Where is his entitlement reform? Where is his tax-reform plan? He can’t be bothered with actual governance.

There were the mandatory “I am really not going after the rich” lines. He declared: “When Americans talk about folks like me paying my fair share of taxes, it’s not because they envy the rich. It’s because they understand that when I get tax breaks I don’t need and the country can’t afford, it either adds to the deficit, or somebody else has to make up the difference – like a senior on a fixed income; or a student trying to get through school; or a family trying to make ends meet.” (Left unsaid is the reality that the tax code is already extremely progressive.)

Again, the math is phony; all the tax increase he could stomach would not make a dent in the debt without meaningful entitlement control. In a line worthy of Republican presidential candidate Ron Paul, he hollered to cut defense and to instead nation-build at home. Eliminating the entire defense budget wouldn’t do the trick, given the rate at which he spends money.

At the tail end, he came back to foreign policy. With a straight face he declared: “Our oldest alliances in Europe and Asia are stronger than ever. Our ties to the Americas are deeper. Our iron-clad commitment to Israel’s security has meant the closest military cooperation between our two countries in history.”

On Iran he insisted rhat his diplomacy was working, although he recited his determination to leave all options on the table.

But we are at war in Afghanistan, and the sum total of his remarks was this: “From this position of strength, we’ve begun to wind down the war in Afghanistan. Ten thousand of our troops have come home. Twenty-three thousand more will leave by the end of this summer. This transition to Afghan lead will continue, and we will build an enduring partnership with Afghanistan, so that it is never again a source of attacks against America.” No mention of sacrifices and no call for victory. Shameful.

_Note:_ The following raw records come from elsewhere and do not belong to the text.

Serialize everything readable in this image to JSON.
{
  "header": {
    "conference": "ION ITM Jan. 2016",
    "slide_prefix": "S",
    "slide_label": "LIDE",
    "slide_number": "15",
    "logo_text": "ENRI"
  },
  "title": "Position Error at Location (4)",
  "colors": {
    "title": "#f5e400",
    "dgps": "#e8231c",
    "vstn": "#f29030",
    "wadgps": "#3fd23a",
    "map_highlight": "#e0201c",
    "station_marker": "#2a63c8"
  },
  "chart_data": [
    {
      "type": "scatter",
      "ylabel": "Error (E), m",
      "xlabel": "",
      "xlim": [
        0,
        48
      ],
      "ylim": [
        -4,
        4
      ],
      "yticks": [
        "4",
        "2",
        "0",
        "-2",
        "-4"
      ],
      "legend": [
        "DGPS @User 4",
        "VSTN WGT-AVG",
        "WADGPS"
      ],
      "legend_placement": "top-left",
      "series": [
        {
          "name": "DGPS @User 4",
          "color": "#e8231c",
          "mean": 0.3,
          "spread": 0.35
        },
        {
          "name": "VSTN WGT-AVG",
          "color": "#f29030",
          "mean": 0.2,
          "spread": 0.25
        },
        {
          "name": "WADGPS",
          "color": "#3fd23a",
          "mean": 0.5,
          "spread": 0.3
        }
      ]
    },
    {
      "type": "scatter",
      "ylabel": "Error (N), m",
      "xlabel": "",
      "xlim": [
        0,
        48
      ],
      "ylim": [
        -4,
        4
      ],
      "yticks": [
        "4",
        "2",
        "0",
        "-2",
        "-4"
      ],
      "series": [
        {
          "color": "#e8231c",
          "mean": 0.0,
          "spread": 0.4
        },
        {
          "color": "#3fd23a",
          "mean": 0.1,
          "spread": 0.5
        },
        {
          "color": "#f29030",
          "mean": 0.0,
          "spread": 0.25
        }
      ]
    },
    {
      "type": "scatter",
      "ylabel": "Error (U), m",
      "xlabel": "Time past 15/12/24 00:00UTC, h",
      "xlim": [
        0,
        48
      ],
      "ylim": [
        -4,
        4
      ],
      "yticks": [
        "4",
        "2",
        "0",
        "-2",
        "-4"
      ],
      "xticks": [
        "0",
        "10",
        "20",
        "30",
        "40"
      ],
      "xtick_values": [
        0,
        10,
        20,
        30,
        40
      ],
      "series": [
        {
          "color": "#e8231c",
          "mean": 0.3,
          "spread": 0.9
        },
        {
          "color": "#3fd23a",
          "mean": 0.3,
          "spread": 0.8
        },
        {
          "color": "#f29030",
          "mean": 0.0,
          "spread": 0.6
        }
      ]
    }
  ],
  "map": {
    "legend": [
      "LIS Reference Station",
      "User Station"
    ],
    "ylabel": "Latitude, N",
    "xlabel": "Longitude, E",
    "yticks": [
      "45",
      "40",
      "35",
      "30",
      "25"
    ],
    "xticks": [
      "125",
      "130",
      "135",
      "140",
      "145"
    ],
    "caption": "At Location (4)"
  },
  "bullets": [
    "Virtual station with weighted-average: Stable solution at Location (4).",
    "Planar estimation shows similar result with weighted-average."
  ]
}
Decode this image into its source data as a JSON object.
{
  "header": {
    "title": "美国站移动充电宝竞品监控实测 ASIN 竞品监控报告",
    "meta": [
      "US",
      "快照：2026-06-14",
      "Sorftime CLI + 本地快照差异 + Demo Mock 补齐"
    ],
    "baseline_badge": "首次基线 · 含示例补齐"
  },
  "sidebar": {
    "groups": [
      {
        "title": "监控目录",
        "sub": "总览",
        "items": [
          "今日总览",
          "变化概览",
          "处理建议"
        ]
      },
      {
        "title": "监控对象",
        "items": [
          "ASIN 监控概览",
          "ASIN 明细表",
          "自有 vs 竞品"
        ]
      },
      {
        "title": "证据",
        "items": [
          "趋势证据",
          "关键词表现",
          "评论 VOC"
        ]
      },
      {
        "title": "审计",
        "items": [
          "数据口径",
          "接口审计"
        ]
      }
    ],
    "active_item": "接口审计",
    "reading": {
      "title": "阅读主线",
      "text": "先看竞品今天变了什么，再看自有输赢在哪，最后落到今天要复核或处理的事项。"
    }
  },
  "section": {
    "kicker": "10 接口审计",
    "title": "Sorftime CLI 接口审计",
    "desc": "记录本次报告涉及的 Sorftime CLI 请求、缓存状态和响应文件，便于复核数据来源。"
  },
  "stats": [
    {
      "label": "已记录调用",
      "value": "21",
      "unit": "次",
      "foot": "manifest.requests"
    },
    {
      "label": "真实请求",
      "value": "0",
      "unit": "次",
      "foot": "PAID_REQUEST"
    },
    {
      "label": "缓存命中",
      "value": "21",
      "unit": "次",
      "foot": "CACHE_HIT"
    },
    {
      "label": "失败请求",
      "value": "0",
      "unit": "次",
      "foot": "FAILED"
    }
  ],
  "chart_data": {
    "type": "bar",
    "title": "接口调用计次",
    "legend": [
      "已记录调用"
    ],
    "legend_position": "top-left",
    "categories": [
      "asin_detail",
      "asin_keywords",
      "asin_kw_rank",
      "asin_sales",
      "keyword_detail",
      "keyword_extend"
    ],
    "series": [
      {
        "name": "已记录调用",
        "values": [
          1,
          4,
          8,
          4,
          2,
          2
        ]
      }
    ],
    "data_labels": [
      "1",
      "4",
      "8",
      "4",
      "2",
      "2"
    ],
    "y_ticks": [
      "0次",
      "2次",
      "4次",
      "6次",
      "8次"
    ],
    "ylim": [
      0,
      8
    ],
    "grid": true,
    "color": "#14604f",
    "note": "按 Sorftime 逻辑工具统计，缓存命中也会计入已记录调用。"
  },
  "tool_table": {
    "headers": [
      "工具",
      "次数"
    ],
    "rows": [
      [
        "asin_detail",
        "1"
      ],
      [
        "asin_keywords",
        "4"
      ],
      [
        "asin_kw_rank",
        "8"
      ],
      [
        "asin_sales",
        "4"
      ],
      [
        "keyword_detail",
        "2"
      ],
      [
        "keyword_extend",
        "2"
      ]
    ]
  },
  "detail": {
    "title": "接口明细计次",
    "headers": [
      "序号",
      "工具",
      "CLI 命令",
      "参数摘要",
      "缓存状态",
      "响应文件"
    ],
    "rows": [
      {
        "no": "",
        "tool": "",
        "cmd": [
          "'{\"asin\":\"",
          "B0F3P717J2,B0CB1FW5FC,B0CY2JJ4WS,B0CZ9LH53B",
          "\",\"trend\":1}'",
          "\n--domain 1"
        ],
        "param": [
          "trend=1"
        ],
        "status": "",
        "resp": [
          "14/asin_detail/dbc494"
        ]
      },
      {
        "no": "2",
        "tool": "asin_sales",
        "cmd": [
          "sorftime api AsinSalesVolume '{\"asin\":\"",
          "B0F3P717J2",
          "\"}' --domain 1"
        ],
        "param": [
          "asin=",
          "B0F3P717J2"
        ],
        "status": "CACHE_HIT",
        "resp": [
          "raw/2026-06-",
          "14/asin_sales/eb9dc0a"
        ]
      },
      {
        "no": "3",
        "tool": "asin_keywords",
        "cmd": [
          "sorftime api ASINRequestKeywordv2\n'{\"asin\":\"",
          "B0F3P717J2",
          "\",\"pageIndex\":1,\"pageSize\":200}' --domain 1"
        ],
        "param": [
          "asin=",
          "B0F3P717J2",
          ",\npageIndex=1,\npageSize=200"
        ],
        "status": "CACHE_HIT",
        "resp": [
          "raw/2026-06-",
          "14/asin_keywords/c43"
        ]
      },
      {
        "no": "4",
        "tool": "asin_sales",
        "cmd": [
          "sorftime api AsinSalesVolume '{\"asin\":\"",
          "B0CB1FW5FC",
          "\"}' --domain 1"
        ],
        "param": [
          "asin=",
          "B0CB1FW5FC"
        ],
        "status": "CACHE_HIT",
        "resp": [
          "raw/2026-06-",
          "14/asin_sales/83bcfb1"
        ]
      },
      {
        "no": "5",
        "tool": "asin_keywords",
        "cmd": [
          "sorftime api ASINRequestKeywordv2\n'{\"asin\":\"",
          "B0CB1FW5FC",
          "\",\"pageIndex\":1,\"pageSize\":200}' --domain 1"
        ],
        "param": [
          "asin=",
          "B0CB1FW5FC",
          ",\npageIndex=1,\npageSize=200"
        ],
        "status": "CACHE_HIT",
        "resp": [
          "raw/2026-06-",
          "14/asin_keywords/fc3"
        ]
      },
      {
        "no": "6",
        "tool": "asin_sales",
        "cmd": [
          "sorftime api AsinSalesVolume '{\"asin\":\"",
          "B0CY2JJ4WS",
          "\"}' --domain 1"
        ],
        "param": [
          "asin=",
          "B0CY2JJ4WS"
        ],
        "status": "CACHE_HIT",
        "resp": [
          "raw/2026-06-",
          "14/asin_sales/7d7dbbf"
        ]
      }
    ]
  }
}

It was a painfully long and shapeless speech, designed to cheer Democrats and stick his finger in the eyes of Republicans. (He’s not going to let them poison kids with mercury, thank goodness.) He talks about Washington being broken as if he were a passive observer -- which I suppose he is. He decries nasty partisanship, as if he had not accused Republicans of putting party over country.

As far as his own policy initiatives, however, it was a shockingly barren speech. But of course, it’s not about governing. It’s about getting re-elected.